Ich glaube, das ganze Dilemma begann, als es irgendwann üblich wurde, alle Menschen, die aus islamischen Ländern kamen, als Muslime zu bezeichnen, ob sie wollten oder nicht. Eines Tages waren sie nicht mehr Iraner, Türken, Syrer, Iraker, sondern Muslime.

Damit folgte unser Sprachgebrauch genau dem islamischen Gesetz, nachdem jeder, der durch Abstammung als Muslim geboren wurde, ein Leben lang Muslim bleibt, ob er will oder nicht. Apostaten droht der Tod. Dabei würden die Türken und Syrer, die ich kenne, befragte man sie nach ihrem Selbstverständnis, alles Mögliche antworten: Deutsche, Deutschtürken, Deutschsyrer, Schauspieler, Jurist, Soziologin, Schriftsteller.

Iraner, Syrer, Ägypter, Türken

Auf keinen Fall würden sie behaupten, vor allem anderen Muslime zu sein, zumal einige von ihnen Christen sind, andere die Religion eher als Geschichte verstehen, ohne zu glauben. Aber in der deutschen Diskussion sind sie alle zu Muslimen geworden, in deren Namen nun Ayman Mazyek, Herr Alboga und Frau Özoguz ihre Ansprüche an alle anderen stellen.

Wenn man aber die Iraner, Iraker, Syrer, Ägypter, Türken ihrer nationalen Identität beraubt und sie stattdessen unter einer religiösen Identität vereint, bleibt das nicht ohne Folgen für alle anderen, die dann auch keine Deutschen mehr sind, sondern denen in Ermangelung einer gemeinsamen Religion eben die Bezeichnung Nichtmuslime verpasst wird; oder in der schlichten Sprache der deutschen Bundeskanzlerin „Menschen, die schon länger hier leben“.

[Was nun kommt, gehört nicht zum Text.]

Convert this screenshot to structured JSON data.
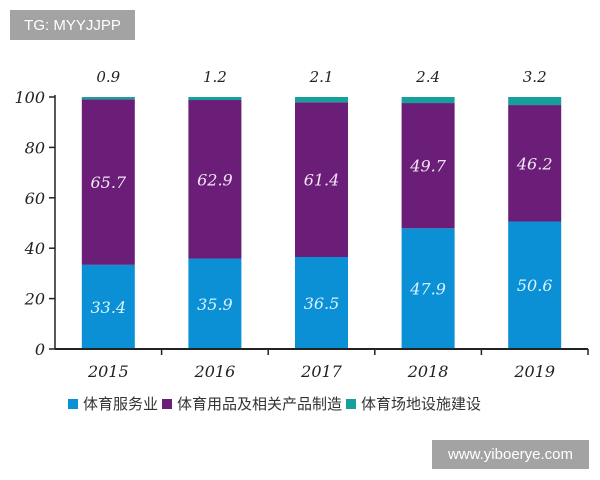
{
  "watermarks": {
    "top": "TG: MYYJJPP",
    "bottom": "www.yiboerye.com"
  },
  "chart_data": {
    "type": "bar",
    "stacked": true,
    "categories": [
      "2015",
      "2016",
      "2017",
      "2018",
      "2019"
    ],
    "series": [
      {
        "name": "体育服务业",
        "values": [
          33.4,
          35.9,
          36.5,
          47.9,
          50.6
        ],
        "color": "#0b8fd5"
      },
      {
        "name": "体育用品及相关产品制造",
        "values": [
          65.7,
          62.9,
          61.4,
          49.7,
          46.2
        ],
        "color": "#6a1e78"
      },
      {
        "name": "体育场地设施建设",
        "values": [
          0.9,
          1.2,
          2.1,
          2.4,
          3.2
        ],
        "color": "#17a09b"
      }
    ],
    "ylim": [
      0,
      100
    ],
    "yticks": [
      0,
      20,
      40,
      60,
      80,
      100
    ],
    "grid": false,
    "legend": "bottom"
  }
}
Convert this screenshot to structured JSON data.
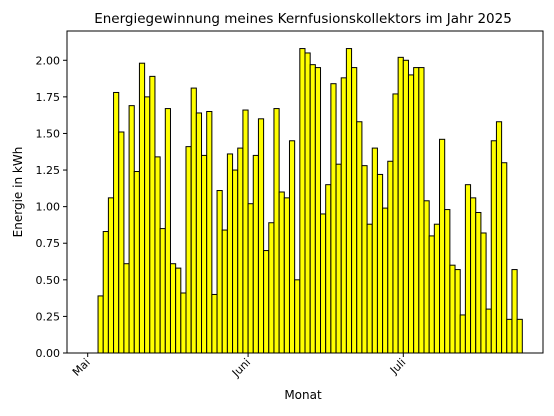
{
  "chart_data": {
    "type": "bar",
    "title": "Energiegewinnung meines Kernfusionskollektors im Jahr 2025",
    "xlabel": "Monat",
    "ylabel": "Energie in kWh",
    "ylim": [
      0,
      2.2
    ],
    "yticks": [
      0.0,
      0.25,
      0.5,
      0.75,
      1.0,
      1.25,
      1.5,
      1.75,
      2.0
    ],
    "ytick_labels": [
      "0.00",
      "0.25",
      "0.50",
      "0.75",
      "1.00",
      "1.25",
      "1.50",
      "1.75",
      "2.00"
    ],
    "xticks": [
      {
        "label": "Mai",
        "date": "2025-05-01"
      },
      {
        "label": "Juni",
        "date": "2025-06-01"
      },
      {
        "label": "Juli",
        "date": "2025-07-01"
      }
    ],
    "grid": false,
    "colors": {
      "bar_fill": "#ffff00",
      "bar_edge": "#000000"
    },
    "x": [
      "2025-05-03",
      "2025-05-04",
      "2025-05-05",
      "2025-05-06",
      "2025-05-07",
      "2025-05-08",
      "2025-05-09",
      "2025-05-10",
      "2025-05-11",
      "2025-05-12",
      "2025-05-13",
      "2025-05-14",
      "2025-05-15",
      "2025-05-16",
      "2025-05-17",
      "2025-05-18",
      "2025-05-19",
      "2025-05-20",
      "2025-05-21",
      "2025-05-22",
      "2025-05-23",
      "2025-05-24",
      "2025-05-25",
      "2025-05-26",
      "2025-05-27",
      "2025-05-28",
      "2025-05-29",
      "2025-05-30",
      "2025-05-31",
      "2025-06-01",
      "2025-06-02",
      "2025-06-03",
      "2025-06-04",
      "2025-06-05",
      "2025-06-06",
      "2025-06-07",
      "2025-06-08",
      "2025-06-09",
      "2025-06-10",
      "2025-06-11",
      "2025-06-12",
      "2025-06-13",
      "2025-06-14",
      "2025-06-15",
      "2025-06-16",
      "2025-06-17",
      "2025-06-18",
      "2025-06-19",
      "2025-06-20",
      "2025-06-21",
      "2025-06-22",
      "2025-06-23",
      "2025-06-24",
      "2025-06-25",
      "2025-06-26",
      "2025-06-27",
      "2025-06-28",
      "2025-06-29",
      "2025-06-30",
      "2025-07-01",
      "2025-07-02",
      "2025-07-03",
      "2025-07-04",
      "2025-07-05",
      "2025-07-06",
      "2025-07-07",
      "2025-07-08",
      "2025-07-09",
      "2025-07-10",
      "2025-07-11",
      "2025-07-12",
      "2025-07-13",
      "2025-07-14",
      "2025-07-15",
      "2025-07-16",
      "2025-07-17",
      "2025-07-18",
      "2025-07-19",
      "2025-07-20",
      "2025-07-21",
      "2025-07-22",
      "2025-07-23"
    ],
    "values": [
      0.39,
      0.83,
      1.06,
      1.78,
      1.51,
      0.61,
      1.69,
      1.24,
      1.98,
      1.75,
      1.89,
      1.34,
      0.85,
      1.67,
      0.61,
      0.58,
      0.41,
      1.41,
      1.81,
      1.64,
      1.35,
      1.65,
      0.4,
      1.11,
      0.84,
      1.36,
      1.25,
      1.4,
      1.66,
      1.02,
      1.35,
      1.6,
      0.7,
      0.89,
      1.67,
      1.1,
      1.06,
      1.45,
      0.5,
      2.08,
      2.05,
      1.97,
      1.95,
      0.95,
      1.15,
      1.84,
      1.29,
      1.88,
      2.08,
      1.95,
      1.58,
      1.28,
      0.88,
      1.4,
      1.22,
      0.99,
      1.31,
      1.77,
      2.02,
      2.0,
      1.9,
      1.95,
      1.95,
      1.04,
      0.8,
      0.88,
      1.46,
      0.98,
      0.6,
      0.57,
      0.26,
      1.15,
      1.06,
      0.96,
      0.82,
      0.3,
      1.45,
      1.58,
      1.3,
      0.23,
      0.57,
      0.23
    ]
  }
}
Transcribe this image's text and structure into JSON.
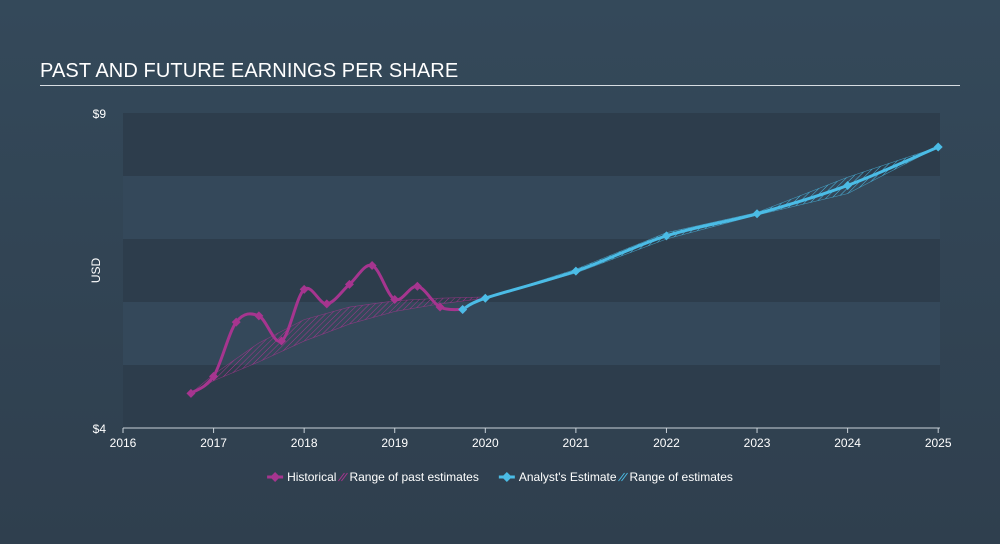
{
  "chart_data": {
    "type": "line",
    "title": "PAST AND FUTURE EARNINGS PER SHARE",
    "ylabel": "USD",
    "xlabel": "",
    "xlim": [
      2016,
      2025.02
    ],
    "ylim": [
      4,
      9
    ],
    "y_tick_labels": [
      {
        "value": 9,
        "label": "$9"
      },
      {
        "value": 4,
        "label": "$4"
      }
    ],
    "x_ticks": [
      2016,
      2017,
      2018,
      2019,
      2020,
      2021,
      2022,
      2023,
      2024,
      2025
    ],
    "series": [
      {
        "name": "Historical",
        "color": "#a6358f",
        "points": [
          [
            2016.75,
            4.55
          ],
          [
            2017.0,
            4.82
          ],
          [
            2017.25,
            5.68
          ],
          [
            2017.5,
            5.78
          ],
          [
            2017.75,
            5.38
          ],
          [
            2018.0,
            6.2
          ],
          [
            2018.25,
            5.97
          ],
          [
            2018.5,
            6.28
          ],
          [
            2018.75,
            6.58
          ],
          [
            2019.0,
            6.04
          ],
          [
            2019.25,
            6.25
          ],
          [
            2019.5,
            5.92
          ],
          [
            2019.75,
            5.88
          ]
        ]
      },
      {
        "name": "Analyst's Estimate",
        "color": "#4bbce6",
        "points": [
          [
            2019.75,
            5.88
          ],
          [
            2020.0,
            6.06
          ],
          [
            2021.0,
            6.49
          ],
          [
            2022.0,
            7.05
          ],
          [
            2023.0,
            7.4
          ],
          [
            2024.0,
            7.85
          ],
          [
            2025.0,
            8.46
          ]
        ]
      }
    ],
    "ranges": [
      {
        "name": "Range of past estimates",
        "color": "#a6358f",
        "upper": [
          [
            2016.75,
            4.55
          ],
          [
            2017.0,
            4.85
          ],
          [
            2017.5,
            5.35
          ],
          [
            2018.0,
            5.72
          ],
          [
            2018.5,
            5.92
          ],
          [
            2019.0,
            6.02
          ],
          [
            2019.5,
            6.06
          ],
          [
            2020.0,
            6.08
          ]
        ],
        "lower": [
          [
            2016.75,
            4.55
          ],
          [
            2017.0,
            4.75
          ],
          [
            2017.5,
            5.05
          ],
          [
            2018.0,
            5.38
          ],
          [
            2018.5,
            5.65
          ],
          [
            2019.0,
            5.85
          ],
          [
            2019.5,
            5.97
          ],
          [
            2020.0,
            6.06
          ]
        ]
      },
      {
        "name": "Range of estimates",
        "color": "#4bbce6",
        "upper": [
          [
            2020.0,
            6.06
          ],
          [
            2021.0,
            6.52
          ],
          [
            2022.0,
            7.1
          ],
          [
            2023.0,
            7.42
          ],
          [
            2024.0,
            7.98
          ],
          [
            2025.0,
            8.46
          ]
        ],
        "lower": [
          [
            2020.0,
            6.06
          ],
          [
            2021.0,
            6.46
          ],
          [
            2022.0,
            7.0
          ],
          [
            2023.0,
            7.38
          ],
          [
            2024.0,
            7.72
          ],
          [
            2025.0,
            8.46
          ]
        ]
      }
    ],
    "legend": {
      "position": "bottom-center",
      "items": [
        {
          "label": "Historical",
          "kind": "line",
          "color": "#a6358f"
        },
        {
          "label": "Range of past estimates",
          "kind": "hatch",
          "color": "#a6358f"
        },
        {
          "label": "Analyst's Estimate",
          "kind": "line",
          "color": "#4bbce6"
        },
        {
          "label": "Range of estimates",
          "kind": "hatch",
          "color": "#4bbce6"
        }
      ]
    },
    "grid": "alternating horizontal bands"
  }
}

Ich frage mich, warum wir vierhundert Jahre nach Ausbruch des Dreißigjährigen Krieges, der als Religionskrieg in die Geschichte eingegangen ist, die Gesellschaft wieder in Religionsgemeinschaften aufteilen und das auch noch als Beweis für unsere aufgeklärte und tolerante Gesinnung ausgeben; warum wir akzeptieren, dass sich unter dem Deckmantel der Religionsfreiheit die absonderlichsten Sitten ausbreiten.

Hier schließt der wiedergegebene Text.